Here's the same data for SAS:

DATA  df;
INPUT Delta Day Group $ ID $ @@;
-1.27 4 1 1 -0.34 7 1 1 1.92 10 1 1 0.45 4 1 2 1.21 7 1 2 0.43 10 1 2
-0.41 4 1 3 0.16 7 1 3 -0.35 10 1 3 1.49 4 2 4 -0.85 7 2 4 -0.86 10 2
4 1.04 16 2 4 0.49 28 2 4 2.32 4 2 5 0.13 7 2 5 -0.32 10 2 5 0.5 16 2 5
0.48 28 2 5 1.21 4 2 6 -0.82 7 2 6 0.93 10 2 6 -0.58 16 2 6 2.3 28 2 6
-0.9 4 2 7 0.21 7 2 7 -0.72 10 2 7 0.11 16 2 7 -0.28 28 2 7 -0.33 4 2 8
-0.7 7 2 8 -1.16 10 2 8 -0.23 16 2 8 -0.88 4 3 9 0.97 7 3 9 0.25 10 3 9
0.8 16 3 9 0.16 28 3 9 0.63 4 3 10 -0.49 7 3 10 -0.63 10 3 10 -0.9 16 3 10
1.1 28 3 10 -1.45 4 3 11 0.38 7 3 11 -0.93 10 3 11 0.4 16 3 11 0.45 28 3 11
0.48 4 3 12 0.14 7 3 12 1.02 10 3 12 -0.01 16 3 12 -1.98 28 3 12 2.19 4 3 13
-1.53 7 3 13 -0.49 10 3 13 -1.57 16 3 13 -1.02 28 3 13 1.09 4 4 14 1.74 7 4 14
0.54 10 4 14 -1.57 16 4 14 -1.5 4 4 15 -0.48 7 4 15 0.26 10 4 15 0.2 16 4 15
-0.36 28 4 15 -1.05 4 4 16 -1.73 7 4 16 -0.77 10 4 16 -0.65 16 4 16 -1.07 28 4 16
-0.45 4 4 17 -0.14 7 4 17 -0.56 10 4 17 0.84 16 4 17 -2.66 28 4 17 -0.52 4 4 18
1.44 7 4 18 0.45 10 4 18 0.24 16 4 18 -0.92 28 4 18

Best Answer

This is only a partial answer so far.
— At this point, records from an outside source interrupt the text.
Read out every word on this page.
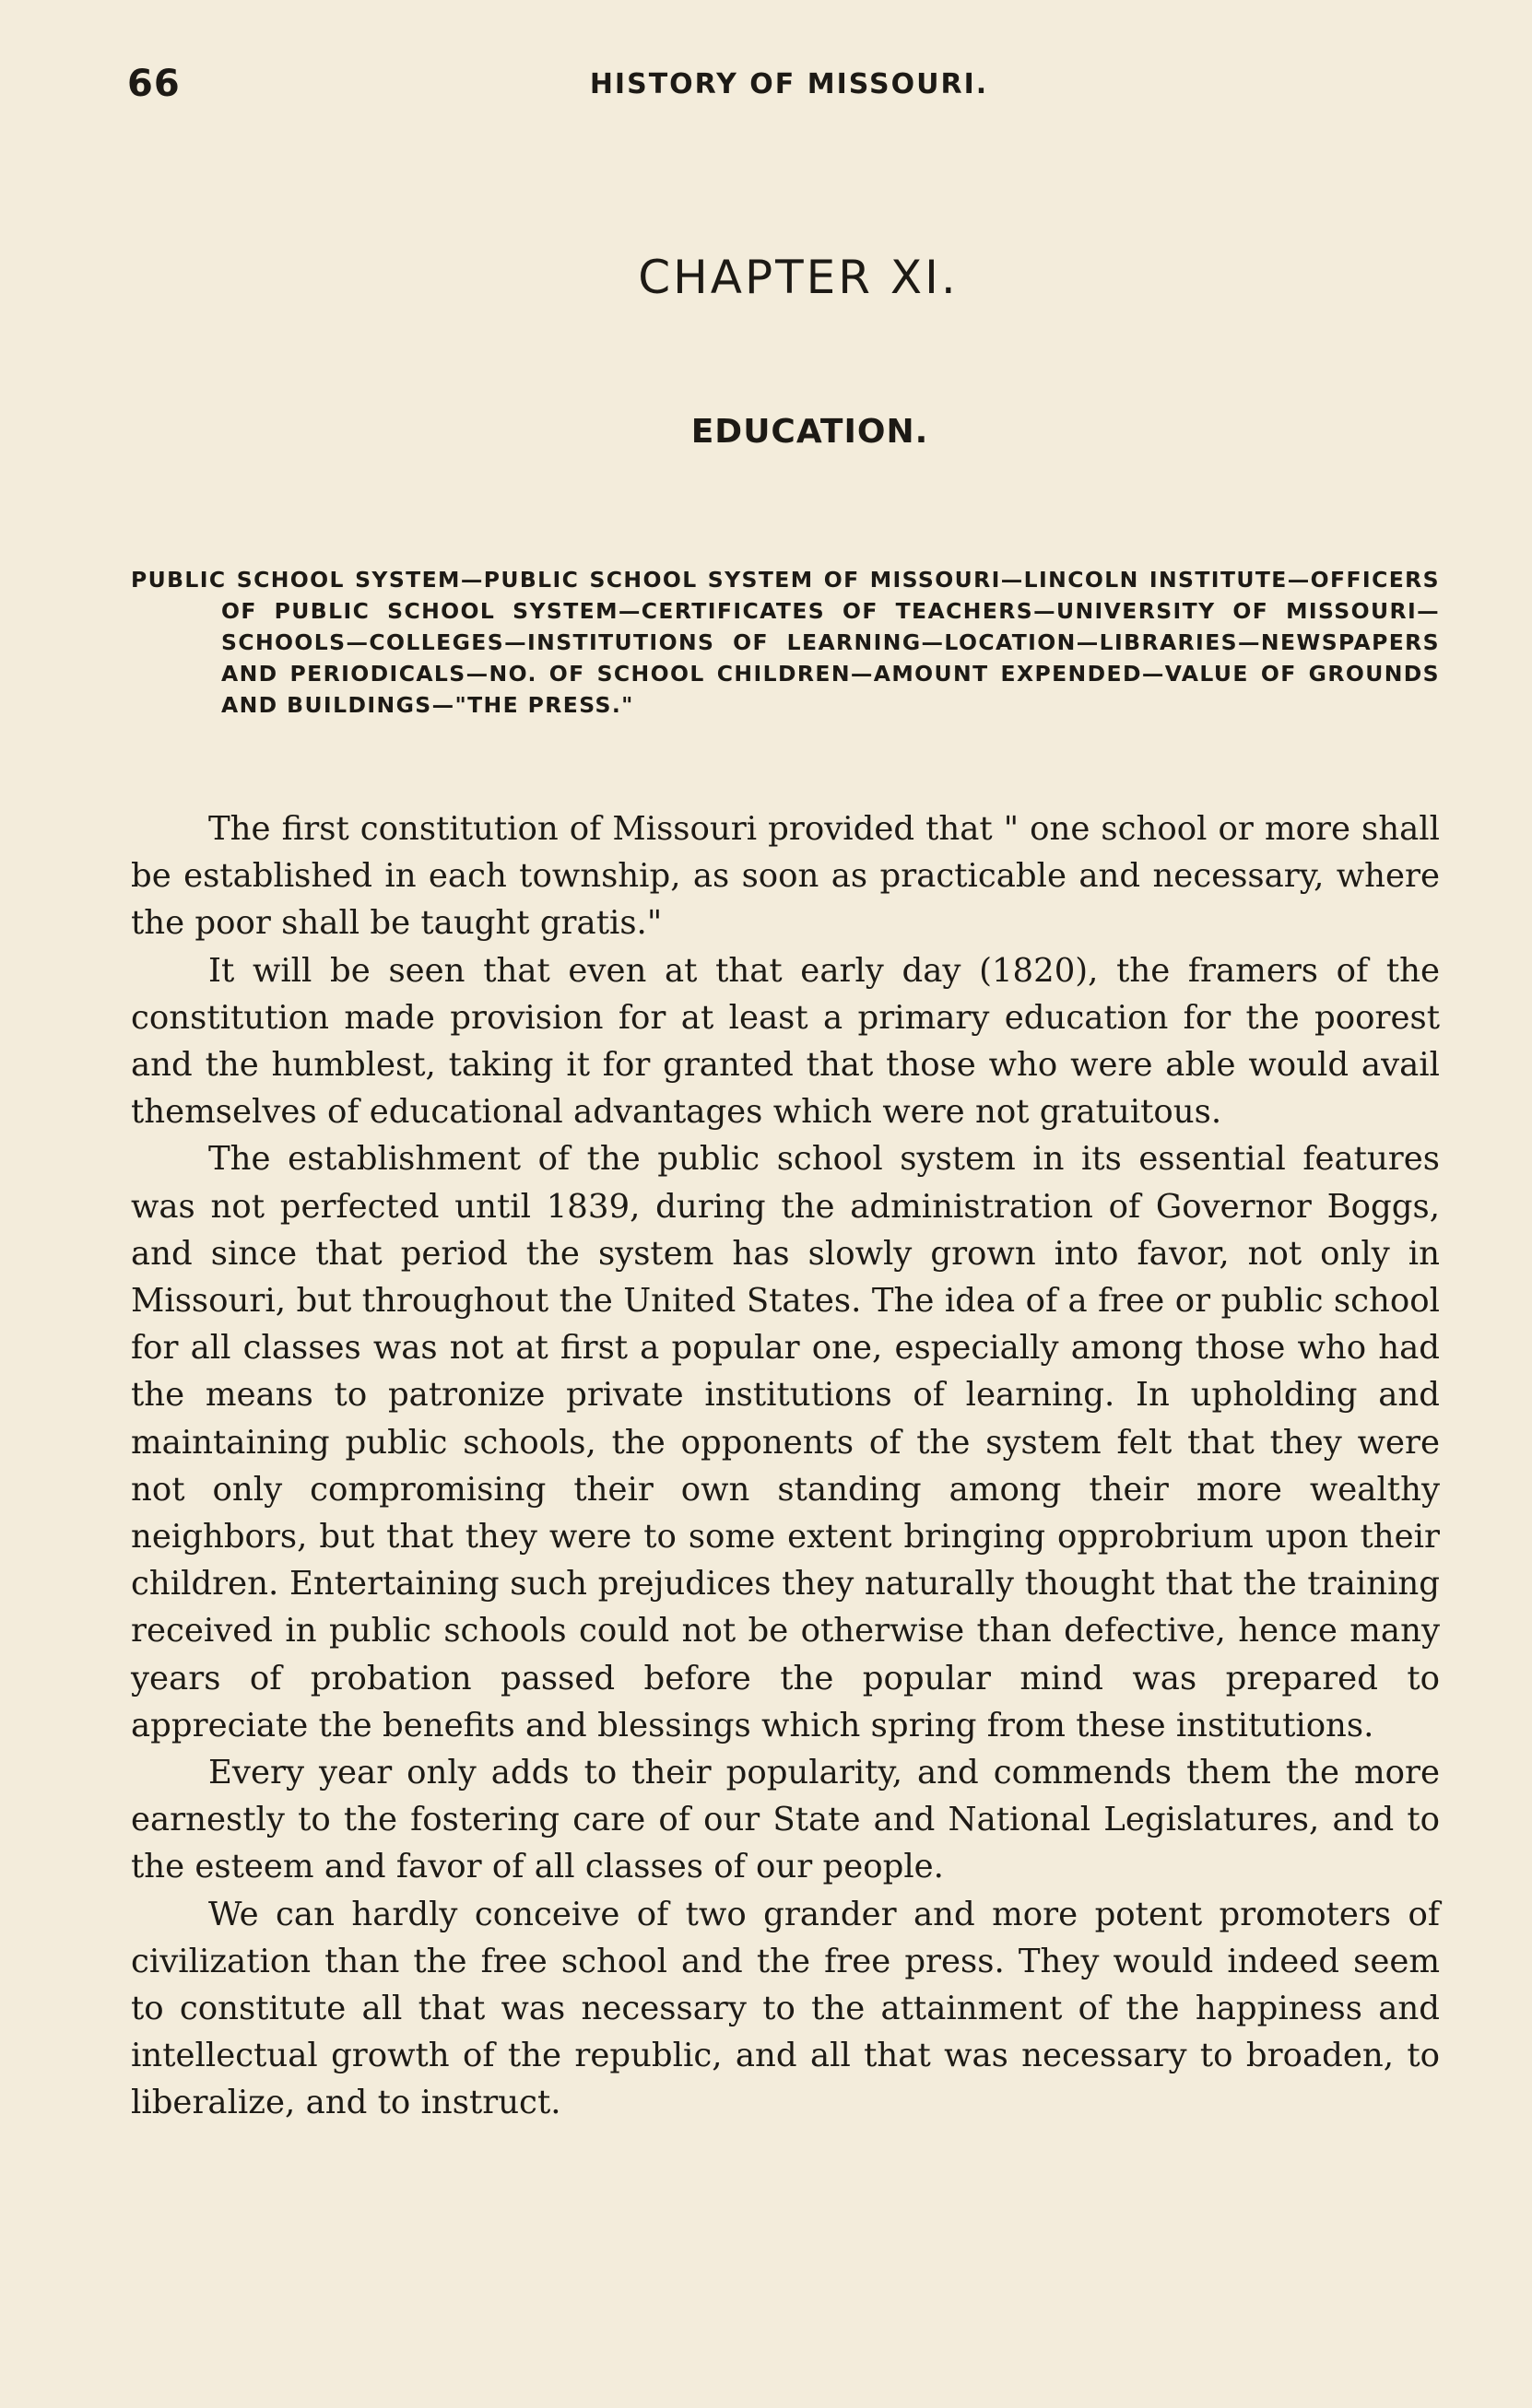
66	HISTORY OF MISSOURI.
CHAPTER XI.
EDUCATION.
PUBLIC SCHOOL SYSTEM—PUBLIC SCHOOL SYSTEM OF MISSOURI—LINCOLN INSTITUTE—OFFICERS OF PUBLIC SCHOOL SYSTEM—CERTIFICATES OF TEACHERS—UNIVERSITY OF MISSOURI—SCHOOLS—COLLEGES—INSTITUTIONS OF LEARNING—LOCATION—LIBRARIES—NEWSPAPERS AND PERIODICALS—NO. OF SCHOOL CHILDREN—AMOUNT EXPENDED—VALUE OF GROUNDS AND BUILDINGS—"THE PRESS."

The first constitution of Missouri provided that " one school or more shall be established in each township, as soon as practicable and necessary, where the poor shall be taught gratis."

It will be seen that even at that early day (1820), the framers of the constitution made provision for at least a primary education for the poorest and the humblest, taking it for granted that those who were able would avail themselves of educational advantages which were not gratuitous.

The establishment of the public school system in its essential features was not perfected until 1839, during the administration of Governor Boggs, and since that period the system has slowly grown into favor, not only in Missouri, but throughout the United States. The idea of a free or public school for all classes was not at first a popular one, especially among those who had the means to patronize private institutions of learning. In upholding and maintaining public schools, the opponents of the system felt that they were not only compromising their own standing among their more wealthy neighbors, but that they were to some extent bringing opprobrium upon their children. Entertaining such prejudices they naturally thought that the training received in public schools could not be otherwise than defective, hence many years of probation passed before the popular mind was prepared to appreciate the benefits and blessings which spring from these institutions.

Every year only adds to their popularity, and commends them the more earnestly to the fostering care of our State and National Legislatures, and to the esteem and favor of all classes of our people.

We can hardly conceive of two grander and more potent promoters of civilization than the free school and the free press. They would indeed seem to constitute all that was necessary to the attainment of the happiness and intellectual growth of the republic, and all that was necessary to broaden, to liberalize, and to instruct.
It seems the main culprit is the fact that not all of the groups have data at all of the timepoints, which is what causes the matrix to be singular when including the interaction term, so I can get similar results by running:

fit.cs <- gls(Delta~Day*Group,
              data=df[df$Day %in% c(4,7,10),],


proc mixed data=df;
  where Day in (4,7,10);
  class group day id;
  model delta = day | group;
  repeated day / subject=id type=cs;

The question about what SAS does to get around the lack of information at particular time points still remains, but having discovered the main trigger will help me move toward a happy resolution.